Una volta scatenato il meccanismo formale, esso si perfeziona, l’invenzione di nuove tecniche teatrali diventa sempre più adeguata. Se noi cerchiamo di storicizzare l’arco del teatro europeo al centro del nostro secolo, noi possiamo parlare prima degli antecedenti (la tragedia esistenziale, la tragedia nordica dell’espressionismo violento, Pirandello, il cinema muto, ecc.), ma il teatro dal ‘40 al ‘60 è teatro solo esistenzialista, e consiste nella giustapposizione insignificante di atti insignificanti. Nella vita umana manca il giudizio teleologico, il giudizio finalistico che dà senso a tutte le cose coordinandole in ragione di qualche fine; nel teatro esistenzialista è saltata la capacità di auto – trascendersi, cioè di riflettere a sé stessi. Questo vale per Sartre, vale per Camus, vale per Ionesco, vale per Beckett. Il salto di qualità a distanza minima di anni è dato dalla mediazione formale.
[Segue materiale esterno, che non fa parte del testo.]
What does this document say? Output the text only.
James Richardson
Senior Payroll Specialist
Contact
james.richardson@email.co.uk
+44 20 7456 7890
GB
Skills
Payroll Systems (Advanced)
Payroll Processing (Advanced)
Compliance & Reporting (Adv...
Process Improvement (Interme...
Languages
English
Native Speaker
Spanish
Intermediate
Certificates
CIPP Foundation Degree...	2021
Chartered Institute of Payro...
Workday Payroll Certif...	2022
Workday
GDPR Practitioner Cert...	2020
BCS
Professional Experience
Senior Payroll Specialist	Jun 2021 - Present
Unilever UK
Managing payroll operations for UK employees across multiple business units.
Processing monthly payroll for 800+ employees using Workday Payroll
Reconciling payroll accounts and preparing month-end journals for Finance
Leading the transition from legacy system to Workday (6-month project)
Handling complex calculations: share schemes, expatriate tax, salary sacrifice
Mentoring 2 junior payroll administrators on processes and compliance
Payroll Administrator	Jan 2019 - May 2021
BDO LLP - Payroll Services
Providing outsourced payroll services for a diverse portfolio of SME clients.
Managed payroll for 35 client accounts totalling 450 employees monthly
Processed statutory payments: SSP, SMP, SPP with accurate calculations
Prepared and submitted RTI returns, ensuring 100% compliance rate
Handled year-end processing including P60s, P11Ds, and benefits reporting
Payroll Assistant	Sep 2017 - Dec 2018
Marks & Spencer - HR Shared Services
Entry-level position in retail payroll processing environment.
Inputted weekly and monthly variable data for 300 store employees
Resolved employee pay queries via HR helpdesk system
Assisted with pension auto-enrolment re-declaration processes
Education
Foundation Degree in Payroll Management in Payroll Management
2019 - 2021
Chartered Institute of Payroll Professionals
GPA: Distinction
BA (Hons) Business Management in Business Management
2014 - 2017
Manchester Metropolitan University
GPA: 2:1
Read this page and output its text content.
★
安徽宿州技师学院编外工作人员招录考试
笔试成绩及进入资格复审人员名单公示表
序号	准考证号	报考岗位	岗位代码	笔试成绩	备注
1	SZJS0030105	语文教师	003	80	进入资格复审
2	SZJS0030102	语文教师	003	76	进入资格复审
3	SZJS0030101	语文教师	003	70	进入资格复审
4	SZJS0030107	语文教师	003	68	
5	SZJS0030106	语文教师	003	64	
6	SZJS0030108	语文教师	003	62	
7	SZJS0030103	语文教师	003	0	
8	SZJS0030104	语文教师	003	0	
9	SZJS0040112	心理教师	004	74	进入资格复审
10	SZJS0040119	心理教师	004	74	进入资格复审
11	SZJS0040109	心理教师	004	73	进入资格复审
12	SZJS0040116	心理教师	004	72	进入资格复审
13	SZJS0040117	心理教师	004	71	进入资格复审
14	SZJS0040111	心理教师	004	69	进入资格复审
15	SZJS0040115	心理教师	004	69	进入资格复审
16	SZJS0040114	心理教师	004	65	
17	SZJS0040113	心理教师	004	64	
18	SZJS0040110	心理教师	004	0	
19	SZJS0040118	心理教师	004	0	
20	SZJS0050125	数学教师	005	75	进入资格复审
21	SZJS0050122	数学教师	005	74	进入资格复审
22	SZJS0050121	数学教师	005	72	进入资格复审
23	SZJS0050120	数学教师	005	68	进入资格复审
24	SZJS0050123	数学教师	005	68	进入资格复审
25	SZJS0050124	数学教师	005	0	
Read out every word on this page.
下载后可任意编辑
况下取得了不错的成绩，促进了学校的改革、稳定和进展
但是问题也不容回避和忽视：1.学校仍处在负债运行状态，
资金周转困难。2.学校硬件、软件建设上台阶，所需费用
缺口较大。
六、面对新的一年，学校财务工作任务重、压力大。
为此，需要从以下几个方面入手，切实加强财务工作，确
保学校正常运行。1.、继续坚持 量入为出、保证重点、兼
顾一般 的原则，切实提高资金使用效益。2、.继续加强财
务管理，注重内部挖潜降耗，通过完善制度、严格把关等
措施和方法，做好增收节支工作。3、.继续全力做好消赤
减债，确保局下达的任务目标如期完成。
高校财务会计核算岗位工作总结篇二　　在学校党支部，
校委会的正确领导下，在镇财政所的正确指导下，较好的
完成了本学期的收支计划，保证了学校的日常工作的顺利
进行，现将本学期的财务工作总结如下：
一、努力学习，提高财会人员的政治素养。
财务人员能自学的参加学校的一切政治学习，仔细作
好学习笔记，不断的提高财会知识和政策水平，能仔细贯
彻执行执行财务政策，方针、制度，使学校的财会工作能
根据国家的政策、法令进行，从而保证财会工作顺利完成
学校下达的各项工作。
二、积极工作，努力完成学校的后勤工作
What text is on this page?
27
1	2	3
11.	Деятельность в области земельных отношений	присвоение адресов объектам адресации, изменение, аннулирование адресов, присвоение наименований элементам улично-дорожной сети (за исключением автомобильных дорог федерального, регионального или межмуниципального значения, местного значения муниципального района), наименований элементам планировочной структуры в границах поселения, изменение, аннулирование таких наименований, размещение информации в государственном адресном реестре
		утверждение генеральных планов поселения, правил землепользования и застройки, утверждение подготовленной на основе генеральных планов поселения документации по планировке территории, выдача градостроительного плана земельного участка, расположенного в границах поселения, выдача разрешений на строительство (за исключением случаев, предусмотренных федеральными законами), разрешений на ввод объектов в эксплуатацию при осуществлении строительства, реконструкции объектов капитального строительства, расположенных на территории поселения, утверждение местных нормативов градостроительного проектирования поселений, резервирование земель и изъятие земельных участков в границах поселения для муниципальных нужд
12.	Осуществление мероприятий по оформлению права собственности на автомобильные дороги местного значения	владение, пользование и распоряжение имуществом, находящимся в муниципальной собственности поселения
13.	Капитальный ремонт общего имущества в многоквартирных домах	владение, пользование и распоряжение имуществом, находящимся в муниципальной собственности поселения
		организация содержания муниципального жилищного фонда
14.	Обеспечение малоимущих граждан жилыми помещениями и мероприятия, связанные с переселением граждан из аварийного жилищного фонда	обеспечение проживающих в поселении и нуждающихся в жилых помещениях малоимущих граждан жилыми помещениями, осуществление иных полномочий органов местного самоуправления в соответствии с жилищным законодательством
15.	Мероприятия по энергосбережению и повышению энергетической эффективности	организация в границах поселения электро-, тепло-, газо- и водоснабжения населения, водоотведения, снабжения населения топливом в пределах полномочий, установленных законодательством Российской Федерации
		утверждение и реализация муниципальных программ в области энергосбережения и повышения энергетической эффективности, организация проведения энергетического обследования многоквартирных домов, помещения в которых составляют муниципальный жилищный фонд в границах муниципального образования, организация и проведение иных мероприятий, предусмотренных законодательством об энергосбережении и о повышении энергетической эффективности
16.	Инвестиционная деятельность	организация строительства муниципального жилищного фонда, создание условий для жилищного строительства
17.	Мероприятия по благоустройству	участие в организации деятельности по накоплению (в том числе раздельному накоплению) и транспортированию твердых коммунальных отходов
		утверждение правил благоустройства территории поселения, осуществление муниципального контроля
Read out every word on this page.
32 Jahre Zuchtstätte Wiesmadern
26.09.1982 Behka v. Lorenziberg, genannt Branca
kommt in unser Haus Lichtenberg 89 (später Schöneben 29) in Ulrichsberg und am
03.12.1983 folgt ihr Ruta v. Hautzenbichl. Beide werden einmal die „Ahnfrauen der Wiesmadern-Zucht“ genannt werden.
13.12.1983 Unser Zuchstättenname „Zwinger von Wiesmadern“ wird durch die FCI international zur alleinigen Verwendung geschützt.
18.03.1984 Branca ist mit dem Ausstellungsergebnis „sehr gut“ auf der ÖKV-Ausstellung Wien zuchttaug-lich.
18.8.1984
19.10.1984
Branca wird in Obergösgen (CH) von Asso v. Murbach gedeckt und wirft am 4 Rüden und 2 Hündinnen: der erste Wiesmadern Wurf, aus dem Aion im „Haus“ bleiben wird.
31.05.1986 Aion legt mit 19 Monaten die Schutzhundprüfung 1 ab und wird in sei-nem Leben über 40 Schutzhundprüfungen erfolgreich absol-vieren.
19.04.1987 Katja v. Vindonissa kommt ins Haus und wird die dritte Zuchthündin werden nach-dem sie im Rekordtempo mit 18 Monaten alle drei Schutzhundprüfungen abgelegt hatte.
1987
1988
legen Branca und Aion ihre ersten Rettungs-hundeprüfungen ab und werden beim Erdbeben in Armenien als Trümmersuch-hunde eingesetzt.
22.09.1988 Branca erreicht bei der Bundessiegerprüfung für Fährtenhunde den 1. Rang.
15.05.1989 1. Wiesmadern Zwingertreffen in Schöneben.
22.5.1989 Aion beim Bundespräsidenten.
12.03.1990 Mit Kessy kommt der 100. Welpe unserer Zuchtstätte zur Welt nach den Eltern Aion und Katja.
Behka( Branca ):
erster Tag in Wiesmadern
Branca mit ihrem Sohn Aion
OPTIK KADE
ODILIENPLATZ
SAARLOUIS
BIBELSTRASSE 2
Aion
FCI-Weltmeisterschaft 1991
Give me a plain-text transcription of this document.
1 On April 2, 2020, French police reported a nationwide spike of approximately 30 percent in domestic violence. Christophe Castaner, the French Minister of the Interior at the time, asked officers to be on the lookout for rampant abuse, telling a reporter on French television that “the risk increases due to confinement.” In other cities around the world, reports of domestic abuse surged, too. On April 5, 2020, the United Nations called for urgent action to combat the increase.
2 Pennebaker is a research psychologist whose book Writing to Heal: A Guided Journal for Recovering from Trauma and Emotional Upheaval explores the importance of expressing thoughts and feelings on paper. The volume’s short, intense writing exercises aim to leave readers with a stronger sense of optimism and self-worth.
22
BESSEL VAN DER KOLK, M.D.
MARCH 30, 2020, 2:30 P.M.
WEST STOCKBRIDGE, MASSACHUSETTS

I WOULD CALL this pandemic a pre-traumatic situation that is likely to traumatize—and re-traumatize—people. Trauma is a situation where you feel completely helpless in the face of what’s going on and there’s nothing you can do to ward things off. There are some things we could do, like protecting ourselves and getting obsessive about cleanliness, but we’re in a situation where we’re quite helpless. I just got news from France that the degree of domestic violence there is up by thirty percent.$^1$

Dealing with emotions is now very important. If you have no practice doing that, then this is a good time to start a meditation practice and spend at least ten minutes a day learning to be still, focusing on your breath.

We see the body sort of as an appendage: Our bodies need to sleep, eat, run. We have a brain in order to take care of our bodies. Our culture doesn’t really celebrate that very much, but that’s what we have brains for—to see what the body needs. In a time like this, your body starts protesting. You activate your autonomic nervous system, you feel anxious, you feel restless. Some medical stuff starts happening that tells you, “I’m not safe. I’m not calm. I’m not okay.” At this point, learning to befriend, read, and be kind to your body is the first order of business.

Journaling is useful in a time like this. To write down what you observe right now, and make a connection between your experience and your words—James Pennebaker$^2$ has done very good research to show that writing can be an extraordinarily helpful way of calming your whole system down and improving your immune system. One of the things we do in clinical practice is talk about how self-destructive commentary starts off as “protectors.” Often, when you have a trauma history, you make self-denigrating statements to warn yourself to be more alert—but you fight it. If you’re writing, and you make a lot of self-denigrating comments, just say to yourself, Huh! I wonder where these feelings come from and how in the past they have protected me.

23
Vi dico le date: Sartre nasce nel 1905 a Parigi, A porte chiuse è del ’45 nel pieno della cultura esistenzialista; Camus nasce nel 1913 ad Algeri, Il malinteso è del ’46; Ionesco nasce nel 1912 in Romania, La cantante calva è del ’50; Beckett nasce nel 1906 a Dublino, Aspettando Godot è del ’53. Questo teatro che sembra a distanza planetaria, ha meno di dieci anni di differenza, dal ’45 al ’55 è stato prodotto tutto il teatro esistenzialista.
Come abbiamo visto, il teatro dell’assurdo è dunque l’invenzione di una forma adeguata alla sua base ideologica, che è quella dell’esistenzialismo; la struttura e il meccanismo del linguaggio rinnovano e completano quella forma teatrale novecentesca che ha in Pirandello il suo primo fondatore.

Testo, non rivisto dall’Autore, della conferenza tenuta a Brescia il 25.2.1997 su invito della Cooperativa Cattolico-democratica di Cultura.